Eliot answers: If the numbers are literal, they are included in the left-to-right sequence. If generated by page-number-citation, then they are not. I would expect the same behavior in both cases.

 > Here is an instance that produces the correct result using XSL Formatter:
 > 
 > <fo:block>
 >    <fo:bidi-override unicode-bidi="embed" direction="rtl">
 >    >ABC
 >    <fo:leader leader-length="1em" leader-pattern="space"
 >    /><fo:page-number-citation ref-id="bcdfr234566"/>
 > </fo:block>
 > 
 > I'm still interested to know if there's a control character that changes 
 > the writing direction.

&#x200E;, LEFT-TO-RIGHT MARK
&#x200F;, RIGHT-TO-LEFT MARK
&#x202A;, LEFT-TO-RIGHT EMBEDDING
&#x202B;, RIGHT-TO-LEFT EMBEDDING
&#x202C;, POP DIRECTIONAL FORMATTING
&#x202D;, LEFT-TO-RIGHT OVERRIDE
&#x202E;, RIGHT-TO-LEFT OVERRIDE

See UAX #9, The Bidirectional Algorithm, or Section 3.12, Bidirectional Behavior, of the Unicode Standard, Version 3.0. They're also covered in Chapter 6 of "Unicode: A Primer".

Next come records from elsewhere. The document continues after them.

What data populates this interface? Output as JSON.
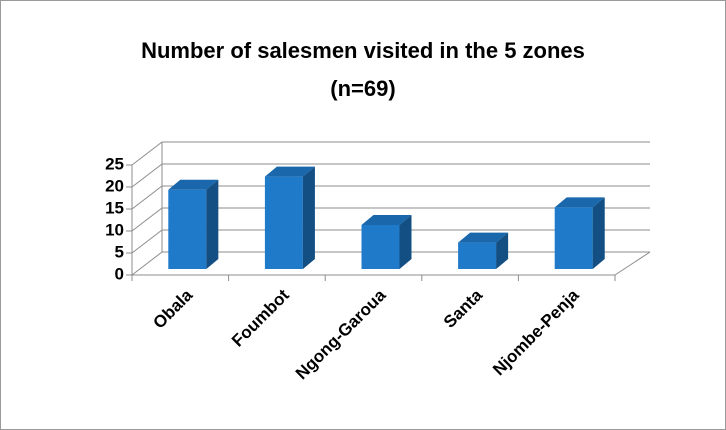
{
  "chart_data": {
    "type": "bar3d",
    "title": "Number of salesmen visited in the 5 zones",
    "subtitle": "(n=69)",
    "categories": [
      "Obala",
      "Foumbot",
      "Ngong-Garoua",
      "Santa",
      "Njombe-Penja"
    ],
    "values": [
      18,
      21,
      10,
      6,
      14
    ],
    "color": "#1f7ac9",
    "ylim": [
      0,
      25
    ],
    "yticks": [
      0,
      5,
      10,
      15,
      20,
      25
    ],
    "grid": true
  }
}
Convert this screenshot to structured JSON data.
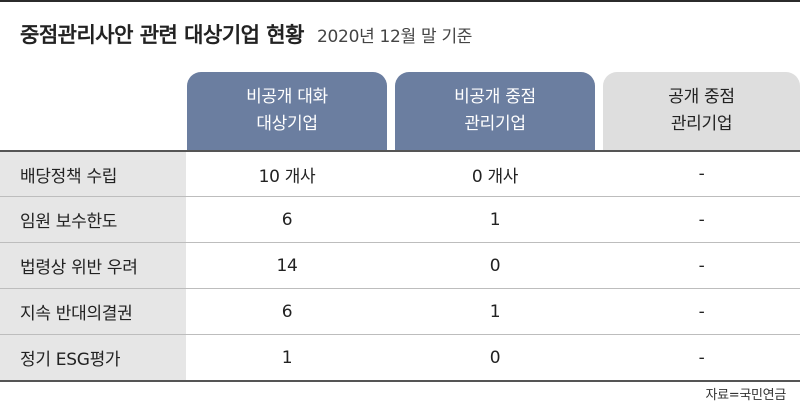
{
  "title": {
    "main": "중점관리사안 관련 대상기업 현황",
    "sub": "2020년 12월 말 기준"
  },
  "columns": [
    {
      "line1": "비공개 대화",
      "line2": "대상기업",
      "style": "highlight"
    },
    {
      "line1": "비공개 중점",
      "line2": "관리기업",
      "style": "highlight"
    },
    {
      "line1": "공개 중점",
      "line2": "관리기업",
      "style": "muted"
    }
  ],
  "rows": [
    {
      "label": "배당정책 수립",
      "values": [
        "10 개사",
        "0 개사",
        "-"
      ]
    },
    {
      "label": "임원 보수한도",
      "values": [
        "6",
        "1",
        "-"
      ]
    },
    {
      "label": "법령상 위반 우려",
      "values": [
        "14",
        "0",
        "-"
      ]
    },
    {
      "label": "지속 반대의결권",
      "values": [
        "6",
        "1",
        "-"
      ]
    },
    {
      "label": "정기 ESG평가",
      "values": [
        "1",
        "0",
        "-"
      ]
    }
  ],
  "source": "자료=국민연금",
  "colors": {
    "header_highlight": "#6b7ea0",
    "header_muted": "#dedede",
    "row_label_bg": "#e6e6e6"
  }
}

Section 5.8, Unicode BIDI Processing, of the XSL 1.0 Recommendation describes the behavior of the "direction" and "unicode-bidi" properties in terms of RLO/LRO and RLE/LRE.

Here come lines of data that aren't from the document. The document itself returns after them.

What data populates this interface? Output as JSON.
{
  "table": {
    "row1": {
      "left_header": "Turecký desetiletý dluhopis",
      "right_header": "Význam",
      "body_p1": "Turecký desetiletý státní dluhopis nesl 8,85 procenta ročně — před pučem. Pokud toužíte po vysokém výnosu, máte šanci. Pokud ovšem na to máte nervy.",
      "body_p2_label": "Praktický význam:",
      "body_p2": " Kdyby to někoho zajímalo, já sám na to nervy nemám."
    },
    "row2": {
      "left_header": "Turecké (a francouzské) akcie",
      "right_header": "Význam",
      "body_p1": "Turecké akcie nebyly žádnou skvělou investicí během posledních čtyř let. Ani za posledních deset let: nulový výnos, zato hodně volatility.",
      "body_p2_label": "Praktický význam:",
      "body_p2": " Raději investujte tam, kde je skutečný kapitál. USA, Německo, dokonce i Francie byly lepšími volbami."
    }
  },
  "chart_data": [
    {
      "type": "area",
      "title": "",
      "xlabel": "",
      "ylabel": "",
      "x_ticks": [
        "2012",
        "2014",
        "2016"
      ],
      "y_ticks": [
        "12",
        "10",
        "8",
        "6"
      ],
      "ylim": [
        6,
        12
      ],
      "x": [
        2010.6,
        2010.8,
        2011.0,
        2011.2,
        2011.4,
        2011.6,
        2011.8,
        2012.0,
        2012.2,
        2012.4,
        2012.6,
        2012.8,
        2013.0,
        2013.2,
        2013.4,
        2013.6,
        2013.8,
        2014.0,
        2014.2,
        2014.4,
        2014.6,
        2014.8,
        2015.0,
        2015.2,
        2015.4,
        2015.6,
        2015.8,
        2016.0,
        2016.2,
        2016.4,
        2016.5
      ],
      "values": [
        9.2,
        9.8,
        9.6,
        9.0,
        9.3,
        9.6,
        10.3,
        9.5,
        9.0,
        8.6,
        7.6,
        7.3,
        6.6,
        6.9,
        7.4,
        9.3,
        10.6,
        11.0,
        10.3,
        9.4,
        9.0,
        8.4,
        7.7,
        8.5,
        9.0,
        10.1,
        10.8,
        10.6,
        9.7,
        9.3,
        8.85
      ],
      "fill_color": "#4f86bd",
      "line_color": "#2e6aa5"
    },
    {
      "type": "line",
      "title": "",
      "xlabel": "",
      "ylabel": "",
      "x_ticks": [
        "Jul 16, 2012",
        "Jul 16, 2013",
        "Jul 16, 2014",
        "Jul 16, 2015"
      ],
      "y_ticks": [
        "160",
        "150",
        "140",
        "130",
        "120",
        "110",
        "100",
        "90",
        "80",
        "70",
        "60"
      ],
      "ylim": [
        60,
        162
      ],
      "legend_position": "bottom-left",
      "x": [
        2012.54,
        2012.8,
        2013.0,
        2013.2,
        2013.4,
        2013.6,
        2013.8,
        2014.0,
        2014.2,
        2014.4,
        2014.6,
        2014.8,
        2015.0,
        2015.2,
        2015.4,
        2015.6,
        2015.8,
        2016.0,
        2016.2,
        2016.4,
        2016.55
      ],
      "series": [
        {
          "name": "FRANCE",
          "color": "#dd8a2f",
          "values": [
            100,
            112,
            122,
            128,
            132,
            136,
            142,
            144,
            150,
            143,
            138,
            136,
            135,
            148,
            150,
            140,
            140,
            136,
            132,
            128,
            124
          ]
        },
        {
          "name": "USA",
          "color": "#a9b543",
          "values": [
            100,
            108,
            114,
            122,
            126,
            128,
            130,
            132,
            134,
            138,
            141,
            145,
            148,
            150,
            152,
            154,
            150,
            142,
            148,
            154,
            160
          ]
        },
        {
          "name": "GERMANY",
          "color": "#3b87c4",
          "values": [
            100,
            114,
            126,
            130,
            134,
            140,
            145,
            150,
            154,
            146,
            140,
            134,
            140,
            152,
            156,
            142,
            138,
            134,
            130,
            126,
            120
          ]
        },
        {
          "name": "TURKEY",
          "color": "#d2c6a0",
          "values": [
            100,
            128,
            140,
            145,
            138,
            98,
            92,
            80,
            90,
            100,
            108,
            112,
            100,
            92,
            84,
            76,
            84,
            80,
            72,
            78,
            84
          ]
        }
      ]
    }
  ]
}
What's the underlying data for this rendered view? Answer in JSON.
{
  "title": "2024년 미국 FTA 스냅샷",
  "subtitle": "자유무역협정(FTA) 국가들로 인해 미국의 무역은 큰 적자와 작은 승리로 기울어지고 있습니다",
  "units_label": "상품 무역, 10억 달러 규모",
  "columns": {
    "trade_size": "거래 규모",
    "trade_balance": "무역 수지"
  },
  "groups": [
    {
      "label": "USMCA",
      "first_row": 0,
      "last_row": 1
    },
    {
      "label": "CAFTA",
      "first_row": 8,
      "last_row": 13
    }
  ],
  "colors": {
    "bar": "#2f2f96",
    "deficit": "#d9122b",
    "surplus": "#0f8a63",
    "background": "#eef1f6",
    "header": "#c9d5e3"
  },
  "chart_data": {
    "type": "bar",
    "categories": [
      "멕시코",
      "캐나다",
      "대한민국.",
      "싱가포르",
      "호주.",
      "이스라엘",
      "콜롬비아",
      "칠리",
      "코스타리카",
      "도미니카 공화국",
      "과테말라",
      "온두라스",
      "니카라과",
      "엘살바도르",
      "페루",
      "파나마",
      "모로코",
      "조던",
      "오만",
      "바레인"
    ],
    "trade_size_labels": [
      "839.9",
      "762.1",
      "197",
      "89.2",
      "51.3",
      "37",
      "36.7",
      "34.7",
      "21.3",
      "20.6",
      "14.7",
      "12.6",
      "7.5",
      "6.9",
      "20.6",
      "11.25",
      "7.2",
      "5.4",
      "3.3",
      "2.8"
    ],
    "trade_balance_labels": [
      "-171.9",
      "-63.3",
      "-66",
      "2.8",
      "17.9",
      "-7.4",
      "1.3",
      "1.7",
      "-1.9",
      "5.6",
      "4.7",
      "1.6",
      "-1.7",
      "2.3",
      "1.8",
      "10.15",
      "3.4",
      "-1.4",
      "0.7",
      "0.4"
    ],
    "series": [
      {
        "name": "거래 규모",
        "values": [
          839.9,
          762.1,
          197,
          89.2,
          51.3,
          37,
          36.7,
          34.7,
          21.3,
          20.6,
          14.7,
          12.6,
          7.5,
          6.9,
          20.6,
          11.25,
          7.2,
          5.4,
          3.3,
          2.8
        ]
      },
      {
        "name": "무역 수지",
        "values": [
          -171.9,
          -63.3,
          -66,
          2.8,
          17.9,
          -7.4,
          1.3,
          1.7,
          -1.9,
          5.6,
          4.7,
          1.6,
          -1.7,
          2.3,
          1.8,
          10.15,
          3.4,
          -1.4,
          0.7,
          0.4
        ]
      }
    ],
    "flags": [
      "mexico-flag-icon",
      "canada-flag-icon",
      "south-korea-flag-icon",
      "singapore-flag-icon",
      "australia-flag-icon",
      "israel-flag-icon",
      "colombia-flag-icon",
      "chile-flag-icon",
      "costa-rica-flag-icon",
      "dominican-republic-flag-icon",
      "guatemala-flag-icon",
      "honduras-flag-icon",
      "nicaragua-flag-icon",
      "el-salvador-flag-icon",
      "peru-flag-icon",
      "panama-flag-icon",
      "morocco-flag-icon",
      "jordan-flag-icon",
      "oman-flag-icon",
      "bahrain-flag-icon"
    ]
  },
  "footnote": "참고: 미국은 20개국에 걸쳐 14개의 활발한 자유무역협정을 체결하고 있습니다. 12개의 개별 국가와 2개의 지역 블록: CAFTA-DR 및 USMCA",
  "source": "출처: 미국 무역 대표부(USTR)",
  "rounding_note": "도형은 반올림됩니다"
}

Mixing markup and the formatting control characters is asking for trouble. LRM and RLM do what you want -- i.e., they force the directionality of neighbouring characters, such as numbers, that have only "weak" inherent directionality. However, here's what the HTML 4.0 Recommendation says about mixing markup and formatting control characters:

If both methods are used, great care should be exercised to insure proper nesting of markup and directional embedding or override, otherwise, rendering results are undefined.

3.

Writing mode and Unicode bidi

Tokushige Kobayashi



> <fo:block>&#x625;&#x639;&#x62f;&#x627;&#x62f;</fo:block>

> and

> <fo:block-container writing-mode="tb-rl">
>    <fo:block>&#x625;&#x639;&#x62f;&#x627;&#x62f;</fo:block>
> </fo:block-container>

> do very different things, namely switching 
> the start and end coordinates.
> This *has* to be done with writing-mode, correct? 
> If this is so, then one
> would indeed need to use the writing-mode when 
> switching from left-to-right
> to right-to-left, correct?

Yes

Unicode Bidi only determines the directionality of characters. By default, Arabic Characters are written from right to left, Latin characters are written from left to right.

When Arabic characters are positioned in a block which is in a lr-tb reference area, start of block is still left. An Arabic word is positioned at left in a line.

Please refer to XSL-FO Spec. 5.3 Computing the Values of Corresponding Properties.

For example, If the "writing-mode" specifies an inline-progression-direction of "left-to-right": "left" maps to "start".

As a result, you must wrap Arabic paragraphs in fo:block-container which has a property of writing-mode="rl-tb". (not tb-rl)

In my understanding, XSL Formatter does not change the behavior for writing-mode.